La
lingua salvata. Storia di una giovinezza - Elias
Canetti – Adelphi – Pagg. 365 – ISBN 9788845904172
- Euro 24,00
La
lingua dell’amore
Primo
volume di una monumentale autobiografia iniziata nel 1977 e
continuata con “Il frutto del fuoco”, nel 1980 e “Il
gioco degli occhi”, nel 1985. Una lettura sicuramente gradevole
che ha come sottotitolo “Storia di una giovinezza” e che,
per quanto mi riguarda, ha tenuto desta l’ attenzione per i tre
quarti mentre ha generato una certa stanchezza nella parte finale;
probabilmente perché ho trovato molto avvincenti le situazioni
narrate rispetto alla prima, seconda e terza infanzia mentre
l’avviarsi dell’autore nella pubertà è
stata appesantita dal profilo dello stesso ragazzo narrato. Il volume
inizia con i primissimi ricordi di vita, in Bulgaria, in seno a una
famiglia di ebrei sefarditi di origine spagnola; una famiglia
facoltosa, di commercianti, ben integrata ma con un’identità
linguistica precisa e ancorata alla lingua spagnola. Una coppia
genitoriale giovane e affiatata che invece parla eleggendo a veicolo
linguistico, privilegiato e intimo, il tedesco; un bambino che sente
parlare contemporaneamente spagnolo e bulgaro, comprendendoli
entrambi fino ai sei anni, e che si incuriosisce all’universo
linguistico esclusivo della mamma e del papà. Un periodo della
vita, felice, comunitario, integro, che improvvisamente si sgretola e
si sfalda a causa, prima, di dissapori interni alla grande famiglia,
in particolare per via della rottura tra il padre di Elias e il
genitore, il capofamiglia, e poi per via della morte prematura dello
stesso papà di Canetti quando ormai la famigliola è
emigrata in Inghilterra.

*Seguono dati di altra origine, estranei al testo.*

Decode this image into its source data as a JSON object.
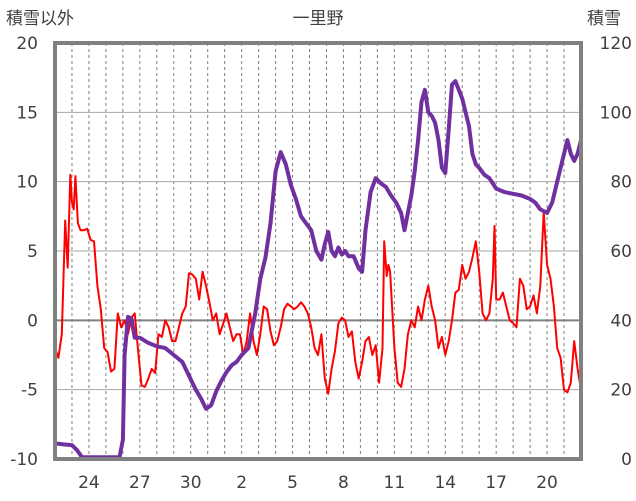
{
  "chart_data": {
    "type": "line",
    "title": "一里野",
    "y_left_label": "積雪以外",
    "y_right_label": "積雪",
    "y_left_range": [
      -10,
      20
    ],
    "y_right_range": [
      0,
      120
    ],
    "y_left_ticks": [
      "20",
      "15",
      "10",
      "5",
      "0",
      "-5",
      "-10"
    ],
    "y_right_ticks": [
      "120",
      "100",
      "80",
      "60",
      "40",
      "20",
      "0"
    ],
    "x_range": [
      22,
      53
    ],
    "x_ticks": [
      {
        "pos": 24,
        "label": "24"
      },
      {
        "pos": 27,
        "label": "27"
      },
      {
        "pos": 30,
        "label": "30"
      },
      {
        "pos": 33,
        "label": "2"
      },
      {
        "pos": 36,
        "label": "5"
      },
      {
        "pos": 39,
        "label": "8"
      },
      {
        "pos": 42,
        "label": "11"
      },
      {
        "pos": 45,
        "label": "14"
      },
      {
        "pos": 48,
        "label": "17"
      },
      {
        "pos": 51,
        "label": "20"
      }
    ],
    "grid": "horizontal every 5 on left axis, dashed vertical daily",
    "series": [
      {
        "axis": "left",
        "color": "#ff0000",
        "points": [
          [
            22.0,
            -2.0
          ],
          [
            22.2,
            -2.7
          ],
          [
            22.4,
            -1.0
          ],
          [
            22.6,
            7.2
          ],
          [
            22.75,
            3.8
          ],
          [
            22.9,
            10.5
          ],
          [
            23.0,
            8.5
          ],
          [
            23.1,
            8.0
          ],
          [
            23.2,
            10.4
          ],
          [
            23.35,
            7.0
          ],
          [
            23.5,
            6.5
          ],
          [
            23.7,
            6.5
          ],
          [
            23.9,
            6.6
          ],
          [
            24.1,
            5.8
          ],
          [
            24.3,
            5.7
          ],
          [
            24.5,
            2.5
          ],
          [
            24.7,
            0.8
          ],
          [
            24.9,
            -2.0
          ],
          [
            25.1,
            -2.3
          ],
          [
            25.3,
            -3.7
          ],
          [
            25.5,
            -3.5
          ],
          [
            25.7,
            0.5
          ],
          [
            25.9,
            -0.5
          ],
          [
            26.1,
            0.0
          ],
          [
            26.3,
            -1.0
          ],
          [
            26.5,
            0.2
          ],
          [
            26.7,
            0.5
          ],
          [
            26.9,
            -2.2
          ],
          [
            27.1,
            -4.7
          ],
          [
            27.3,
            -4.8
          ],
          [
            27.5,
            -4.2
          ],
          [
            27.7,
            -3.5
          ],
          [
            27.9,
            -3.8
          ],
          [
            28.1,
            -1.0
          ],
          [
            28.3,
            -1.2
          ],
          [
            28.5,
            0.0
          ],
          [
            28.7,
            -0.5
          ],
          [
            28.9,
            -1.5
          ],
          [
            29.1,
            -1.5
          ],
          [
            29.3,
            -0.5
          ],
          [
            29.5,
            0.5
          ],
          [
            29.7,
            1.0
          ],
          [
            29.9,
            3.4
          ],
          [
            30.1,
            3.3
          ],
          [
            30.3,
            3.0
          ],
          [
            30.5,
            1.5
          ],
          [
            30.7,
            3.5
          ],
          [
            30.9,
            2.5
          ],
          [
            31.1,
            1.3
          ],
          [
            31.3,
            0.0
          ],
          [
            31.5,
            0.5
          ],
          [
            31.7,
            -1.0
          ],
          [
            31.9,
            -0.3
          ],
          [
            32.1,
            0.5
          ],
          [
            32.3,
            -0.5
          ],
          [
            32.5,
            -1.5
          ],
          [
            32.7,
            -1.0
          ],
          [
            32.9,
            -1.0
          ],
          [
            33.1,
            -2.5
          ],
          [
            33.3,
            -1.5
          ],
          [
            33.5,
            0.5
          ],
          [
            33.7,
            -1.5
          ],
          [
            33.9,
            -2.5
          ],
          [
            34.1,
            -1.0
          ],
          [
            34.3,
            1.0
          ],
          [
            34.5,
            0.8
          ],
          [
            34.7,
            -0.8
          ],
          [
            34.9,
            -1.8
          ],
          [
            35.1,
            -1.5
          ],
          [
            35.3,
            -0.5
          ],
          [
            35.5,
            0.8
          ],
          [
            35.7,
            1.2
          ],
          [
            35.9,
            1.0
          ],
          [
            36.1,
            0.8
          ],
          [
            36.3,
            1.0
          ],
          [
            36.5,
            1.3
          ],
          [
            36.7,
            1.0
          ],
          [
            36.9,
            0.5
          ],
          [
            37.1,
            -0.5
          ],
          [
            37.3,
            -2.0
          ],
          [
            37.5,
            -2.5
          ],
          [
            37.7,
            -1.0
          ],
          [
            37.9,
            -4.2
          ],
          [
            38.1,
            -5.3
          ],
          [
            38.3,
            -3.5
          ],
          [
            38.5,
            -2.2
          ],
          [
            38.7,
            -0.2
          ],
          [
            38.9,
            0.2
          ],
          [
            39.1,
            0.0
          ],
          [
            39.3,
            -1.2
          ],
          [
            39.5,
            -0.8
          ],
          [
            39.7,
            -3.0
          ],
          [
            39.9,
            -4.2
          ],
          [
            40.1,
            -3.0
          ],
          [
            40.3,
            -1.5
          ],
          [
            40.5,
            -1.2
          ],
          [
            40.7,
            -2.5
          ],
          [
            40.9,
            -1.8
          ],
          [
            41.1,
            -4.5
          ],
          [
            41.3,
            -2.0
          ],
          [
            41.4,
            5.7
          ],
          [
            41.55,
            3.2
          ],
          [
            41.65,
            4.0
          ],
          [
            41.75,
            3.5
          ],
          [
            42.0,
            -2.0
          ],
          [
            42.2,
            -4.5
          ],
          [
            42.4,
            -4.8
          ],
          [
            42.6,
            -3.5
          ],
          [
            42.8,
            -1.0
          ],
          [
            43.0,
            0.0
          ],
          [
            43.2,
            -0.5
          ],
          [
            43.4,
            1.0
          ],
          [
            43.6,
            0.0
          ],
          [
            43.8,
            1.5
          ],
          [
            44.0,
            2.5
          ],
          [
            44.2,
            1.0
          ],
          [
            44.4,
            0.0
          ],
          [
            44.6,
            -2.0
          ],
          [
            44.8,
            -1.2
          ],
          [
            45.0,
            -2.5
          ],
          [
            45.2,
            -1.5
          ],
          [
            45.4,
            0.0
          ],
          [
            45.6,
            2.0
          ],
          [
            45.8,
            2.2
          ],
          [
            46.0,
            4.0
          ],
          [
            46.2,
            3.0
          ],
          [
            46.4,
            3.5
          ],
          [
            46.6,
            4.5
          ],
          [
            46.8,
            5.7
          ],
          [
            47.0,
            3.5
          ],
          [
            47.2,
            0.5
          ],
          [
            47.4,
            0.0
          ],
          [
            47.6,
            0.5
          ],
          [
            47.8,
            3.0
          ],
          [
            47.9,
            6.8
          ],
          [
            48.0,
            1.5
          ],
          [
            48.2,
            1.5
          ],
          [
            48.4,
            2.0
          ],
          [
            48.6,
            1.0
          ],
          [
            48.8,
            0.0
          ],
          [
            49.0,
            -0.2
          ],
          [
            49.2,
            -0.5
          ],
          [
            49.4,
            3.0
          ],
          [
            49.6,
            2.5
          ],
          [
            49.8,
            0.8
          ],
          [
            50.0,
            1.0
          ],
          [
            50.2,
            1.8
          ],
          [
            50.4,
            0.5
          ],
          [
            50.6,
            2.5
          ],
          [
            50.8,
            7.8
          ],
          [
            51.0,
            4.0
          ],
          [
            51.2,
            3.0
          ],
          [
            51.4,
            1.0
          ],
          [
            51.6,
            -2.0
          ],
          [
            51.8,
            -2.7
          ],
          [
            52.0,
            -5.0
          ],
          [
            52.2,
            -5.2
          ],
          [
            52.4,
            -4.5
          ],
          [
            52.6,
            -1.5
          ],
          [
            52.8,
            -3.5
          ],
          [
            53.0,
            -5.0
          ]
        ]
      },
      {
        "axis": "right",
        "color": "#7030a0",
        "points": [
          [
            22.0,
            4.5
          ],
          [
            22.5,
            4.2
          ],
          [
            23.0,
            4.0
          ],
          [
            23.3,
            2.5
          ],
          [
            23.6,
            0.5
          ],
          [
            24.0,
            0.5
          ],
          [
            24.5,
            0.5
          ],
          [
            25.0,
            0.5
          ],
          [
            25.5,
            0.5
          ],
          [
            25.8,
            0.5
          ],
          [
            26.0,
            5.5
          ],
          [
            26.1,
            30.0
          ],
          [
            26.3,
            41.0
          ],
          [
            26.5,
            40.5
          ],
          [
            26.7,
            35.0
          ],
          [
            27.0,
            35.0
          ],
          [
            27.5,
            33.5
          ],
          [
            28.0,
            32.5
          ],
          [
            28.5,
            32.0
          ],
          [
            29.0,
            30.0
          ],
          [
            29.5,
            28.0
          ],
          [
            30.0,
            23.0
          ],
          [
            30.3,
            20.0
          ],
          [
            30.6,
            17.5
          ],
          [
            30.9,
            14.5
          ],
          [
            31.2,
            15.5
          ],
          [
            31.5,
            19.5
          ],
          [
            31.8,
            22.5
          ],
          [
            32.1,
            25.0
          ],
          [
            32.4,
            27.0
          ],
          [
            32.7,
            28.0
          ],
          [
            33.0,
            30.0
          ],
          [
            33.4,
            32.0
          ],
          [
            33.8,
            42.0
          ],
          [
            34.1,
            52.0
          ],
          [
            34.4,
            58.0
          ],
          [
            34.7,
            68.0
          ],
          [
            35.0,
            83.0
          ],
          [
            35.3,
            88.5
          ],
          [
            35.6,
            85.0
          ],
          [
            35.9,
            79.0
          ],
          [
            36.2,
            75.0
          ],
          [
            36.5,
            70.0
          ],
          [
            36.8,
            68.0
          ],
          [
            37.1,
            66.0
          ],
          [
            37.4,
            60.0
          ],
          [
            37.7,
            57.5
          ],
          [
            37.9,
            62.0
          ],
          [
            38.1,
            65.5
          ],
          [
            38.3,
            60.0
          ],
          [
            38.5,
            58.5
          ],
          [
            38.7,
            61.0
          ],
          [
            38.9,
            59.0
          ],
          [
            39.1,
            60.0
          ],
          [
            39.3,
            58.5
          ],
          [
            39.6,
            58.5
          ],
          [
            39.9,
            55.0
          ],
          [
            40.1,
            54.0
          ],
          [
            40.3,
            66.0
          ],
          [
            40.6,
            77.0
          ],
          [
            40.9,
            81.0
          ],
          [
            41.2,
            79.5
          ],
          [
            41.5,
            78.5
          ],
          [
            41.8,
            76.0
          ],
          [
            42.1,
            74.0
          ],
          [
            42.4,
            71.0
          ],
          [
            42.6,
            66.0
          ],
          [
            43.0,
            76.0
          ],
          [
            43.2,
            83.0
          ],
          [
            43.4,
            92.0
          ],
          [
            43.6,
            103.0
          ],
          [
            43.8,
            106.5
          ],
          [
            44.0,
            100.0
          ],
          [
            44.2,
            99.0
          ],
          [
            44.4,
            97.0
          ],
          [
            44.6,
            92.0
          ],
          [
            44.8,
            84.0
          ],
          [
            45.0,
            82.5
          ],
          [
            45.2,
            95.0
          ],
          [
            45.4,
            108.0
          ],
          [
            45.6,
            109.0
          ],
          [
            45.8,
            106.5
          ],
          [
            46.0,
            104.0
          ],
          [
            46.2,
            100.0
          ],
          [
            46.4,
            96.0
          ],
          [
            46.6,
            88.0
          ],
          [
            46.8,
            85.0
          ],
          [
            47.0,
            84.0
          ],
          [
            47.3,
            82.0
          ],
          [
            47.6,
            81.0
          ],
          [
            48.0,
            78.0
          ],
          [
            48.5,
            77.0
          ],
          [
            49.0,
            76.5
          ],
          [
            49.5,
            76.0
          ],
          [
            50.0,
            75.0
          ],
          [
            50.3,
            74.0
          ],
          [
            50.6,
            72.0
          ],
          [
            51.0,
            71.0
          ],
          [
            51.3,
            74.0
          ],
          [
            51.6,
            80.0
          ],
          [
            51.9,
            86.0
          ],
          [
            52.2,
            92.0
          ],
          [
            52.4,
            88.0
          ],
          [
            52.6,
            86.0
          ],
          [
            52.8,
            88.0
          ],
          [
            53.0,
            92.0
          ]
        ]
      }
    ]
  }
}
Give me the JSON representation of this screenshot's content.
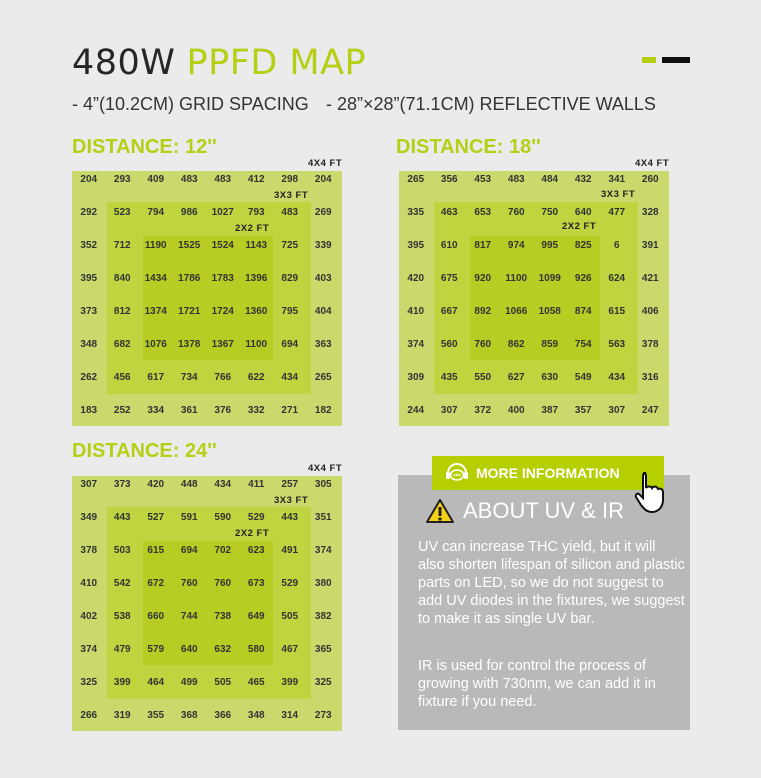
{
  "header": {
    "title_dark": "480W",
    "title_green": "PPFD MAP",
    "spec1": "- 4”(10.2CM) GRID SPACING",
    "spec2": "- 28”×28”(71.1CM) REFLECTIVE WALLS"
  },
  "colors": {
    "accent": "#b6cf14",
    "outer": "#cbd96c",
    "mid": "#bfd43e",
    "inner": "#b7cd24",
    "info_bg": "#b9b9b9"
  },
  "zones": {
    "z4": "4X4 FT",
    "z3": "3X3 FT",
    "z2": "2X2 FT"
  },
  "maps": [
    {
      "label": "DISTANCE: 12''",
      "rows": [
        [
          "204",
          "293",
          "409",
          "483",
          "483",
          "412",
          "298",
          "204"
        ],
        [
          "292",
          "523",
          "794",
          "986",
          "1027",
          "793",
          "483",
          "269"
        ],
        [
          "352",
          "712",
          "1190",
          "1525",
          "1524",
          "1143",
          "725",
          "339"
        ],
        [
          "395",
          "840",
          "1434",
          "1786",
          "1783",
          "1396",
          "829",
          "403"
        ],
        [
          "373",
          "812",
          "1374",
          "1721",
          "1724",
          "1360",
          "795",
          "404"
        ],
        [
          "348",
          "682",
          "1076",
          "1378",
          "1367",
          "1100",
          "694",
          "363"
        ],
        [
          "262",
          "456",
          "617",
          "734",
          "766",
          "622",
          "434",
          "265"
        ],
        [
          "183",
          "252",
          "334",
          "361",
          "376",
          "332",
          "271",
          "182"
        ]
      ]
    },
    {
      "label": "DISTANCE: 18''",
      "rows": [
        [
          "265",
          "356",
          "453",
          "483",
          "484",
          "432",
          "341",
          "260"
        ],
        [
          "335",
          "463",
          "653",
          "760",
          "750",
          "640",
          "477",
          "328"
        ],
        [
          "395",
          "610",
          "817",
          "974",
          "995",
          "825",
          "6",
          "391"
        ],
        [
          "420",
          "675",
          "920",
          "1100",
          "1099",
          "926",
          "624",
          "421"
        ],
        [
          "410",
          "667",
          "892",
          "1066",
          "1058",
          "874",
          "615",
          "406"
        ],
        [
          "374",
          "560",
          "760",
          "862",
          "859",
          "754",
          "563",
          "378"
        ],
        [
          "309",
          "435",
          "550",
          "627",
          "630",
          "549",
          "434",
          "316"
        ],
        [
          "244",
          "307",
          "372",
          "400",
          "387",
          "357",
          "307",
          "247"
        ]
      ]
    },
    {
      "label": "DISTANCE: 24''",
      "rows": [
        [
          "307",
          "373",
          "420",
          "448",
          "434",
          "411",
          "257",
          "305"
        ],
        [
          "349",
          "443",
          "527",
          "591",
          "590",
          "529",
          "443",
          "351"
        ],
        [
          "378",
          "503",
          "615",
          "694",
          "702",
          "623",
          "491",
          "374"
        ],
        [
          "410",
          "542",
          "672",
          "760",
          "760",
          "673",
          "529",
          "380"
        ],
        [
          "402",
          "538",
          "660",
          "744",
          "738",
          "649",
          "505",
          "382"
        ],
        [
          "374",
          "479",
          "579",
          "640",
          "632",
          "580",
          "467",
          "365"
        ],
        [
          "325",
          "399",
          "464",
          "499",
          "505",
          "465",
          "399",
          "325"
        ],
        [
          "266",
          "319",
          "355",
          "368",
          "366",
          "348",
          "314",
          "273"
        ]
      ]
    }
  ],
  "info": {
    "button_label": "MORE INFORMATION",
    "button_icon": "headset-chat-icon",
    "heading": "ABOUT UV & IR",
    "heading_icon": "warning-icon",
    "para1": "UV can increase THC yield, but it will also shorten lifespan of silicon and plastic parts on LED, so we do not suggest to add UV diodes in the fixtures, we suggest to make it as single UV bar.",
    "para2": "IR is used for control the process of growing with 730nm, we can add it in fixture if you need."
  }
}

Inizia così una vita nuova,
caratterizzata dalla condizione di orfano e di fratello maggiore che
comporterà al piccolo Elias preoccupazioni, ansie e
responsabilità inaudite. È la parte più toccante
della narrazione, non interessa un unico blocco ma si dissemina nel
resto dell’opera e della vita, lasciando un segno profondo,
quello dell’assenza e al tempo stesso del rapporto quasi
simbiotico con la madre. Segue poi il resoconto delle tappe di una
vita in viaggio; ai due anni trascorsi a Manchester ( 1911-1913) si
giustappongono gli anni di Vienna, tra il 1913 e il 1916, e per
finire quelli del “paradiso perduto”, in Svizzera, che
coprono il restante intervallo fino al 1921. Si tratta di soggiorni
lunghi ma il senso di precarietà è latente. Il periodo
inglese e quello viennese sono ricchi di aneddoti che permettono di
costruire un profilo biografico di tutto interesse; al centro sempre
la riflessione costante sull’esposizione linguistica; un
esempio fra tutti, il più evidente, è sicuramente il
barbaro apprendistato al quale la giovane vedova sottopone il figlio
per fargli apprendere la lingua tedesca, ultimo ed estremo ancoraggio
all’amato marito. Canetti, poliglotta, scriverà tutte le
sue opere in tedesco. Gli anni della crescita corrispondenti alla
scolarizzazione sono inizialmente molto interessanti, si entra dentro
l’universo privato del percorso di formazione, generosamente
anticipato dalle sollecitazioni ricevute in famiglia; emerge netto il
profilo di un alunno sui generis, un assettato di sapere che stona
perfino con il rigore educativo che pure caratterizzava l’epoca
facendolo entrare in conflitto con un universo studentesco comunque
eterogeneo e non sempre zelante. Un atteggiamento quasi superbo, il
suo, del tutto involontario che solo l’onda antisemita riesce a
fargli finalmente percepire. I ricordi legati alla Svizzera sono meno
interessanti, forse perché nel frattempo il ragazzo che è
lontano dalla madre, ha modo di crearsi una sua autonomia di pensiero
e si perde quell’aura eccezionale che aveva caratterizzato le
altre età fino a quando la mamma non irrompe prepotentemente a
indirizzarlo un’altra volta, lontano dalla favola bella della
Svizzera, imponendogli l’ennesimo trasferimento, questa volta
in Germania. Sigla Canetti: “il paradiso zurighese era finito,
finiti gli unici anni di perfetta felicità”.